I do not mean to dampen your optimism, RAMA. Only to point out that optimism alone is not evidence and that realism has to be accounted for. The painful reality is that the development of technology is often hindered by other things, mostly involving money
. I happen to know that even the speech recognition algorithms that eventually went into developing Siri and similar apps were originally developed in the early 1990s; they took so long to develop into a working application, not because of limitations in technology, but because the original developers got swindled into a bad merger by Goldman Sachs and they lost the rights to their own technology, unable to do any meaningful work on it for over fifteen years; the technology wound up getting picked up by Apple and its development partners only after successive mergers and acquisitions steered the original patents into the hands of someone capable of using them.
Point is, it doesn't take a big disaster or a nuclear war to forestall the singularity. All it really takes is one poor business decision or one greedy hedge fund manager to sign the wrong contract at the wrong time to screw it up for everyone. The putative sentient AI could end up strangled in its crib just because Cisco Systems decides it isn't marketable and pulls its funding at the critical threshhold of self-awareness; the team disbands, work stops, and Cisco holds onto the rights to the research data, unwilling to fund further research but equally unwilling to sell it to someone who IS.
That happens ALOT in this business, and it's not something Singularity theorists even BEGIN to take seriously when they make these sorts of predictions (which is exactly why Kurzweil's predictions about speech recognition technology were so disastrously wrong).
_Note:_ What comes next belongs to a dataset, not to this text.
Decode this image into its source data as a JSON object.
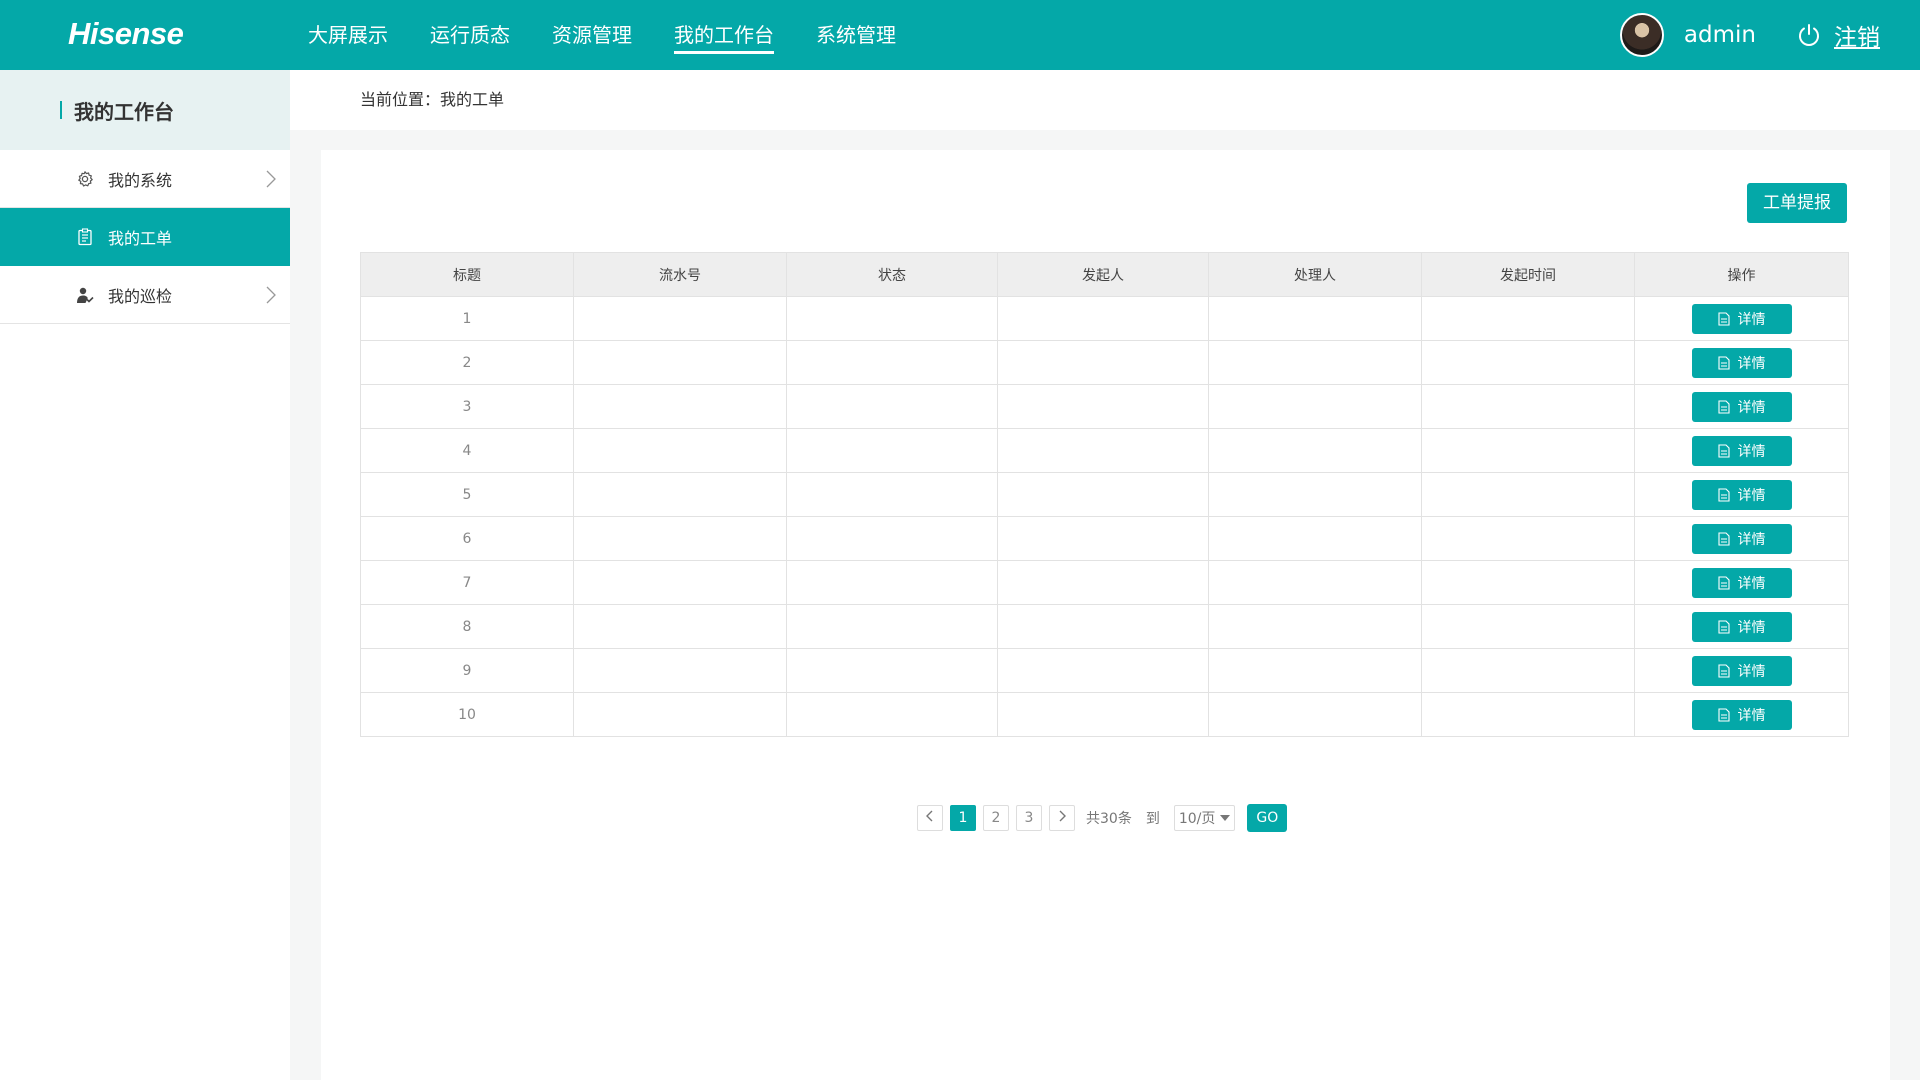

Until we get to the point where meaningful AI development can efficiently bypass profit motive without sacrificing effectiveness -- IOW, until/unless the SOFTWARE curve begins to show exponential growth in pace with hardware -- the conditions for the Singularity cannot be met. In this case, the obstacle is the fact that only a few humans on the entire planet are even qualified to do that kind of research and there are huge limits to how efficiently that kind of education can be distributed to people who are less likely to care about profit motive and more likely to develop strong AI systems. As I've said many times, commercial projects aren't going to do that -- there's very little market incentive to develop machine sentience of any kind -- but there a lot of places in the developing world where the development of supergenius artificial mind would have certain advantages, not least of which would be increased access to education (schools and universities require far more infrastructure and investment than pre-programmed expert systems) and dramatically increased productivity.
Until we start seeing these kinds of breakthroughs coming out of the developing world -- or at least being directly shared with the developing world on a partner basis -- this isn't Singularity news, it's just ordinary progress.